The UAW and Germany’s largest autoworker union will join forces to address worker representation at the U.S. plants of German manufacturers.
The UAW and IG Metall will hold a joint press conference Thursday at UAW Local 1853 in Spring Hill, Tenn., the UAW announced today. UAW officials attending the press conference include UAW Secretary-Treasurer Gary Casteel and Region 8 Director Ray Curry, Local 1853 President Tim Stannard told Automotive News.
Stannard said the unions would announce a new partnership called the Transatlantic Labor Institute. The effort will focus on broad auto worker representation issues at the U.S. plants of German manufacturers, which unlike in Germany are not widely unionized in the United States.
Stannard said that the announcement was not specifically related to UAW organizing efforts at Volkswagen’s assembly plant in Chattanooga.

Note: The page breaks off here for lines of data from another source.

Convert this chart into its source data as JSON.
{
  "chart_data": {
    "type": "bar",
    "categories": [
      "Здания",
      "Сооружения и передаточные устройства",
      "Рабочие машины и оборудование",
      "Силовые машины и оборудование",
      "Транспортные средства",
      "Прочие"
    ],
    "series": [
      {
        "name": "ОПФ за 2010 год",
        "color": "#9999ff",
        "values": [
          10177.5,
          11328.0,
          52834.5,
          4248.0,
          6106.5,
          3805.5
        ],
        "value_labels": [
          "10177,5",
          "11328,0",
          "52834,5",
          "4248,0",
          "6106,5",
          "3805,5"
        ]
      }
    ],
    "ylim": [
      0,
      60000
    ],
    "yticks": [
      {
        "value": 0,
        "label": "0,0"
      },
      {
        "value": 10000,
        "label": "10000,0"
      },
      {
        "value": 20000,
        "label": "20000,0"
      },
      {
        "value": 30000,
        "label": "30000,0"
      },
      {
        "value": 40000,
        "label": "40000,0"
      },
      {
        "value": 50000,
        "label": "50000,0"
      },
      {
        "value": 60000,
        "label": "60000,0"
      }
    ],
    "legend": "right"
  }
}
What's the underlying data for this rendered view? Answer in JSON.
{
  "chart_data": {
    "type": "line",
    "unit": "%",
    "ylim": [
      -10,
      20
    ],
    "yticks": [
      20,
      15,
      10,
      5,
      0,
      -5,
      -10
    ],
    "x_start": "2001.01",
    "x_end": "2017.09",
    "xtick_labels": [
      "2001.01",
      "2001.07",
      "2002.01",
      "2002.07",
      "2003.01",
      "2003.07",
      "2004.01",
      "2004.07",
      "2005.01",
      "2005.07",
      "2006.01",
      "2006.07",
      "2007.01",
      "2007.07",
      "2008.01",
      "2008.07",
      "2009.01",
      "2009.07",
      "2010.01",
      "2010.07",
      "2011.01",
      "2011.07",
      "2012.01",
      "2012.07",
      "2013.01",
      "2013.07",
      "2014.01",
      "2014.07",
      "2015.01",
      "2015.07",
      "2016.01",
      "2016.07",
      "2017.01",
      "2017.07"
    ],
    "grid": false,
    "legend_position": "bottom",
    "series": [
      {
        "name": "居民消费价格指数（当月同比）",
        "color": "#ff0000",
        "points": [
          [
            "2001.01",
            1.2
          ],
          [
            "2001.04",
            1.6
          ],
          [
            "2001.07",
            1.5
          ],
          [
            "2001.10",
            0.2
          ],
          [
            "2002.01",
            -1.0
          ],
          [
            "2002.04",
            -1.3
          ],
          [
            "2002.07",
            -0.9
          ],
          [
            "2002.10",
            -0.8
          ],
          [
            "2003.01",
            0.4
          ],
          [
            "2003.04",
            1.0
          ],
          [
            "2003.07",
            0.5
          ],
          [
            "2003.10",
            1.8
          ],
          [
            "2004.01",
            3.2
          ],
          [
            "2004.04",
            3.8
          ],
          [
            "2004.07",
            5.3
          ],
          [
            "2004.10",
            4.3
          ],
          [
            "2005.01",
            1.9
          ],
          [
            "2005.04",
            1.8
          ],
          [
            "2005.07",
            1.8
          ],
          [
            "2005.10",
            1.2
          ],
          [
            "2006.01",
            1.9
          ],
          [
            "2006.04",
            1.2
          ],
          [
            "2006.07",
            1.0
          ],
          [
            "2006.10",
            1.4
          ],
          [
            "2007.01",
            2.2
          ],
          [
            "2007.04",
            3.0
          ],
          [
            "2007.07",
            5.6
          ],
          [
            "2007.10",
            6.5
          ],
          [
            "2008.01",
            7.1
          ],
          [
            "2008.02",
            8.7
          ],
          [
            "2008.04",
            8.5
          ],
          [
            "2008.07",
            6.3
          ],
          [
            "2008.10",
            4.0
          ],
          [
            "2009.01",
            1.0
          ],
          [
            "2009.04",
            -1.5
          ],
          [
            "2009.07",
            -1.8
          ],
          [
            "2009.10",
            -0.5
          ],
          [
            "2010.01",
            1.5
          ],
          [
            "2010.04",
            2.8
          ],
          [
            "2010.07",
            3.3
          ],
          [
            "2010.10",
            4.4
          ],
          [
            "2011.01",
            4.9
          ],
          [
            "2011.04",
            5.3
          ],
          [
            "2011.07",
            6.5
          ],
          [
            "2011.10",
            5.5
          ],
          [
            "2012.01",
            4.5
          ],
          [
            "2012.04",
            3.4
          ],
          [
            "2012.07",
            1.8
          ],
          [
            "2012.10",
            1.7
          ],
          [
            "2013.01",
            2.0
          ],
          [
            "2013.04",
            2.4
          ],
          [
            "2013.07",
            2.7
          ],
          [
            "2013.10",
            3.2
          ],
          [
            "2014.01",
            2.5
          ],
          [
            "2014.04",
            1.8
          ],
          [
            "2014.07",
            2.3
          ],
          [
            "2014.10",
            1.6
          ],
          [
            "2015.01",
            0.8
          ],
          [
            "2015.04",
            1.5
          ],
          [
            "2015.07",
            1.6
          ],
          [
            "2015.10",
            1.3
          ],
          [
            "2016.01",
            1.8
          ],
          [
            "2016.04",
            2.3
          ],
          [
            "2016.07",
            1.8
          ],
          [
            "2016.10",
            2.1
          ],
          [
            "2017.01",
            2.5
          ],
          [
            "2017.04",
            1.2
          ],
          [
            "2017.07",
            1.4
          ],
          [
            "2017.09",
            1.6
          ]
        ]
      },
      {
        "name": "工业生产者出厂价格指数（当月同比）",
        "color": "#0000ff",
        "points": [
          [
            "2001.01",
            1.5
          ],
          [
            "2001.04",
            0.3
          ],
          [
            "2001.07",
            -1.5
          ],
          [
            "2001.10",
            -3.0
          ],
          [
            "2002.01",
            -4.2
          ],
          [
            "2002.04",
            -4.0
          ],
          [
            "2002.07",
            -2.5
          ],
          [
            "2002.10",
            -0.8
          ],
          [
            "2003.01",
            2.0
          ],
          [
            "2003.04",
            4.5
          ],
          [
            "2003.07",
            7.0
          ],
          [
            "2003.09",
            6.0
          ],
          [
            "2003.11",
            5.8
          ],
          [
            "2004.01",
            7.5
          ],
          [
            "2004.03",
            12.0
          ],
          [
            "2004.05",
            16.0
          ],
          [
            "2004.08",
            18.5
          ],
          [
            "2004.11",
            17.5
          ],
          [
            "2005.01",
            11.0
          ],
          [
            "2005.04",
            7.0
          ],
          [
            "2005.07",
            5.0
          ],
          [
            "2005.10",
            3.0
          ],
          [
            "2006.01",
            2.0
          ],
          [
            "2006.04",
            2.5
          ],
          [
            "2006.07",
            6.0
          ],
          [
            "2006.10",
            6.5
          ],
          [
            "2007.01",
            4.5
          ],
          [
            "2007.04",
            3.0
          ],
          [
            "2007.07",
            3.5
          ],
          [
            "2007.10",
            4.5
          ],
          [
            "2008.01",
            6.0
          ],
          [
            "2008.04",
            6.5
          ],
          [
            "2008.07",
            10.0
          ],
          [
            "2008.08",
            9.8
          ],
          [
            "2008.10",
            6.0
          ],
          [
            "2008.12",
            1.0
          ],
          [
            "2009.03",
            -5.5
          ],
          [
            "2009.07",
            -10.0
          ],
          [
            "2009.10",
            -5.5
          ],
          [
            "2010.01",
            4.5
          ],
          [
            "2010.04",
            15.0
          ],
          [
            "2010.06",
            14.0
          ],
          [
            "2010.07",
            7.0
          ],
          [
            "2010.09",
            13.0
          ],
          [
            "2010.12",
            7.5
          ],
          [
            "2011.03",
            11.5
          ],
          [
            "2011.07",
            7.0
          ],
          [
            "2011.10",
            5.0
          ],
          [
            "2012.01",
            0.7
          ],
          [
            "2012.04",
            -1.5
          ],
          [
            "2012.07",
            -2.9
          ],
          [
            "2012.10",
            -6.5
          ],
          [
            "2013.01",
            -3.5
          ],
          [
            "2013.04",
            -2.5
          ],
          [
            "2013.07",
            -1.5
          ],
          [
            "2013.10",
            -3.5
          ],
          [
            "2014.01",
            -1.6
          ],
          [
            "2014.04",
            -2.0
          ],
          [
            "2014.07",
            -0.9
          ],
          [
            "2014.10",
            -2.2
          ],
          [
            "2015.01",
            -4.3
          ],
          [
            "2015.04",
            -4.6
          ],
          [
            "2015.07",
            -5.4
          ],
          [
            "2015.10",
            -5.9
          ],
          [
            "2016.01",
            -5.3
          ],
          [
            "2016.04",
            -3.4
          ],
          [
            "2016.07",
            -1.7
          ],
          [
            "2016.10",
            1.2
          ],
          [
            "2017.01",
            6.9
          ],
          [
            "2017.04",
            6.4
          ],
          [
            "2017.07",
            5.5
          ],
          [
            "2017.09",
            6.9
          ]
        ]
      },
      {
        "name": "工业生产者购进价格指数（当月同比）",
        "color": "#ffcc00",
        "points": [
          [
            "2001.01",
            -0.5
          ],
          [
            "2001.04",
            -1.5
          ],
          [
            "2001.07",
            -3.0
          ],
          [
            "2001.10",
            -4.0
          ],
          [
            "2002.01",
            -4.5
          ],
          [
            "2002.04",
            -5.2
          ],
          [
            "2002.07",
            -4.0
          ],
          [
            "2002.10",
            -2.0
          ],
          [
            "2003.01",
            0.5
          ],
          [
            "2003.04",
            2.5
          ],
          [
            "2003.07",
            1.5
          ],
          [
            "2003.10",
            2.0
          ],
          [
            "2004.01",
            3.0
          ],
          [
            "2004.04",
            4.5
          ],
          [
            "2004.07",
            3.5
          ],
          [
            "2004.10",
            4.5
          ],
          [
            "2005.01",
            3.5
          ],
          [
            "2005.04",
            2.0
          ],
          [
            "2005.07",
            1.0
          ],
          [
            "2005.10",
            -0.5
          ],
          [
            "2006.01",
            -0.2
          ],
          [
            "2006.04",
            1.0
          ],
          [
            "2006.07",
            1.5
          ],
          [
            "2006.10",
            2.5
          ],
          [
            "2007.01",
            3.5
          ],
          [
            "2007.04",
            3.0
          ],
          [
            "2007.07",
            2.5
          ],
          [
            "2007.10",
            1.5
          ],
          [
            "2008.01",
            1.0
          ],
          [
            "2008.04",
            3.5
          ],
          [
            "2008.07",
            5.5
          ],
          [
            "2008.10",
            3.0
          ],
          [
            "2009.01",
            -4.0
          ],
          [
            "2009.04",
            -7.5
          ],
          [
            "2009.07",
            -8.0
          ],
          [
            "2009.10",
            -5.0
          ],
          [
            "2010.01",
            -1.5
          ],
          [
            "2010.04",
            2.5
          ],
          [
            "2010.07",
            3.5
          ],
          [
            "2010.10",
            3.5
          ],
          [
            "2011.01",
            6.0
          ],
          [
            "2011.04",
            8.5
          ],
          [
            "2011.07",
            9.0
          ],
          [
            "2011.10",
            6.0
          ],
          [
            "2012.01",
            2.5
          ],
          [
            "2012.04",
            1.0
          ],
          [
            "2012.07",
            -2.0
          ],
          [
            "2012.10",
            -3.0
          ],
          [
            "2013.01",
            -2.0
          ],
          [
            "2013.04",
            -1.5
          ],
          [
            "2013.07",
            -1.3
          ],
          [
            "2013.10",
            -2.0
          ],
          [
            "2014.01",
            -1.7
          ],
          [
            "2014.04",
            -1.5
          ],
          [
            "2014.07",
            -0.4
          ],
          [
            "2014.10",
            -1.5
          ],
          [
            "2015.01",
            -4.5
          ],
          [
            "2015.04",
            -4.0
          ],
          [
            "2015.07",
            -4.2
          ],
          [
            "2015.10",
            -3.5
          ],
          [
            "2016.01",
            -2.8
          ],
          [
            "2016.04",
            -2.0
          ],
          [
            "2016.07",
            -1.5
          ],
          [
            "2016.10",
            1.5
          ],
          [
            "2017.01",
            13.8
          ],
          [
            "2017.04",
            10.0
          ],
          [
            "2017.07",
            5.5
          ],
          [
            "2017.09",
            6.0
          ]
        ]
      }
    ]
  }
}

“It’s related to the whole automotive industry,” Stannard said, declining to elaborate ahead of tomorrow’s press conference.
The Associated Press earlier Wednesday reported that the two unions will open a joint office in Tennessee for the effort. According to a statement obtained by the newswire, “IG Metall believes some German manufacturers are exploiting low-wage environments in the U.S. South, where working conditions -- including health and safety situations -- tend to be challenging for employees.”
The partnership’s formation comes amid Volkswagen’s emissions scandal and the UAW’s continuing effort to organize workers at VW’s Chattanooga plant, which most recently has honed in on skilled trades workers at the plant.
The UAW last month petitioned the National Labor Relations Board for an election by about 165 skilled trades workers at the plant. The NLRB today gave the election a green light, setting a representation vote for Dec. 3 and Dec. 4.
The UAW’s organizing drive in Chattanooga climaxed in February 2014 when workers at the plant voted 712-to-626 against the UAW.
But the effort has drawn the union closer to the powerful IG Metall trade union, whose former boss Berthold Huber was named interim chairman of VW AG’s supervisory board following the resignation of Ferdinand Piech last spring. Huber has been a vocal proponent of the UAW’s organizing drive at the VW’s Tennesee factory, urging workers in a 2013 letter to join the union, Reuters reported at the time.
UAW efforts to advance its standing among plant workers has continued since the failed election, advocating for a German-style works council model of employee representation at the plant, mirroring what VW has at the rest of its assembly plants worldwide.